Actually, I come down on the “or what” side.
Nathan Bransford posed this question recently and it turns out that most comments declare they hate re-reading their own work, because then they see all the stuff they should have done differently.
Well, it’s true that I see some trivial thing I’d like to change on just about every page, but frankly I’m usually pretty pleased with any book that’s on the shelf. It’s actually surprising how often I hit a section and see something nice that I don’t remember writing.
This may be because most of the other commenters are thinking about re-reading a book immediately after it comes out, when, yes, you may very well still be dead bored with it. I mean, you wrote the thing, and then revised it, and got the comments back from your agent and revised it again, and then comments from your editor and revised it again, and then you go through the copy edits, and then you read the page proofs, and yes it takes a while to recover from the absolute deadly I-hate-this-and-never-want-to-see-it-again-ever reaction that is perfectly normal after all that.
But for me that wears off.
What I wonder is, do authors like me, who like to re-read parts or all of their own books, also have an advantage when it comes to picking up a partial ms and going back to it?
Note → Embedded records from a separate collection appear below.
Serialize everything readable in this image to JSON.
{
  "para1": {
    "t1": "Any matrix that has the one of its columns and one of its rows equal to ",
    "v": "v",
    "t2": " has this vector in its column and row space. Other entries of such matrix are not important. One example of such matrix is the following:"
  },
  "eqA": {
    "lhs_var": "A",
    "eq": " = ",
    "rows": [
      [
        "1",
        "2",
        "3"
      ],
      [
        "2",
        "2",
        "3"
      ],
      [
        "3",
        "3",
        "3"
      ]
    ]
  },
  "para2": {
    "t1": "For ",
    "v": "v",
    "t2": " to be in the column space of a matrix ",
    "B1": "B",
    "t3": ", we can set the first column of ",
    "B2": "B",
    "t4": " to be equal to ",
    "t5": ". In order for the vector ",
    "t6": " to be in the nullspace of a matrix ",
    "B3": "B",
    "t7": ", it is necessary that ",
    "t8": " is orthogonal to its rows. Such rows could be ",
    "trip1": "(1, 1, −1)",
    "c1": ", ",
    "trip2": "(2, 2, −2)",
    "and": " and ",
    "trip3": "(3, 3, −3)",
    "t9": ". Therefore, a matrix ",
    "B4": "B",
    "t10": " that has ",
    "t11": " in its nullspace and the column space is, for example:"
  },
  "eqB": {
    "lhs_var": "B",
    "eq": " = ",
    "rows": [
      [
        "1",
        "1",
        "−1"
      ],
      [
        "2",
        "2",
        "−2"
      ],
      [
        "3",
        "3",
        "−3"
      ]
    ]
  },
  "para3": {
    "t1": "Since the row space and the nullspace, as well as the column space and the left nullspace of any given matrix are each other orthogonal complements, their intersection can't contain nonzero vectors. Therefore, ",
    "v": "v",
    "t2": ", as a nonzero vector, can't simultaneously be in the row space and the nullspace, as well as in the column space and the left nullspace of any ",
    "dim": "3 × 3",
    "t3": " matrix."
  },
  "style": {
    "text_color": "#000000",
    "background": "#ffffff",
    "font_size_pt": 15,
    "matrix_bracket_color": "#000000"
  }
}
Because I do that ALL THE TIME. I often really like the finished part of an incomplete ms, and re-reading that fragment makes me want to go on and complete the story.
It actually makes me uncomfortable not to have about four partials written at any given time — ms that are fifty or a hundred pages along, which I can pick up and go on with whenever I get to it. (I have only one true partial waiting at the moment and this is in fact making me uncomfortable.)
I wonder if any of this is true for authors who dislike or are uncomfortable going back to re-read their earlier, published work?